Defect-rich carbon fiber electrocatalysts with porous graphene skin for flexible solid-state zinc–air batteries

Abstract

Rechargeable flexible Zn–air batteries have attracted great attentions as promising next-generation energy storage devices for portable and wearable electronics. Bifunctional oxygen evolution reaction (OER) and oxygen reduction reaction (ORR) electrocatalysts on the air electrode are critical for improving the energy storage performance of Zn–air batteries. Free-standing electrocatalysts with superb OER/ORR reactivity render promising flexible power sources for the wearable and stretchable devices.
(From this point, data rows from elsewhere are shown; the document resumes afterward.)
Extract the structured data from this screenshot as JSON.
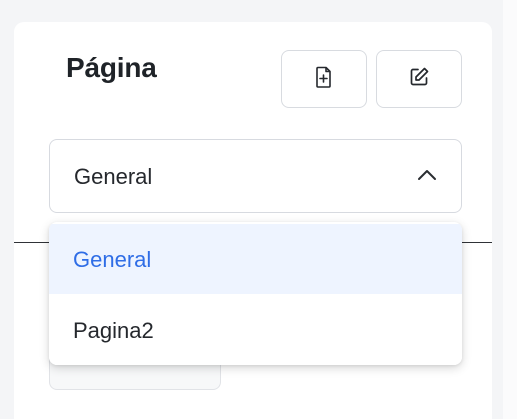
{
  "header": {
    "title": "Página",
    "buttons": [
      {
        "icon": "document-add-icon"
      },
      {
        "icon": "edit-icon"
      }
    ]
  },
  "select": {
    "selected_value": "General",
    "expanded": true,
    "chevron_icon": "chevron-up-icon",
    "options": [
      {
        "label": "General",
        "selected": true
      },
      {
        "label": "Pagina2",
        "selected": false
      }
    ]
  },
  "colors": {
    "accent": "#2F6DE6",
    "selected_background": "#EEF4FF",
    "border": "#D7DAE0",
    "text": "#25282D"
  }
}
In this contribution, a metal-free electrocatalyst based on surface modification of flexible carbon cloth is proposed. A coaxial cable-like structure with carbon fiber skeleton coated by nanostructured porous and defect-rich graphene skin is in situ fabricated through a facile H2 etching approach. With abundant heteroatoms and defects as active sites, the nanocarbon shells coated carbon cloth exhibits excellent OER/ORR bifunctional activity. The OER and ORR current densities on graphene skin modified carbon fiber are 20 and 3 times higher than those of pristine carbon cloth, respectively. This emerging carbon cloth derived electrocatalyst with porous graphene skin also serves as the air electrode in a rechargeable flexible solid-state Zn air battery with polymer gel electrolyte, and demonstrates stable charge/discharge cycling even under bending. This strategy of constructing nanostructures directly on carbon fibers benefits the rational design of flexible and functionalized materials for electrocatalytic energy applications.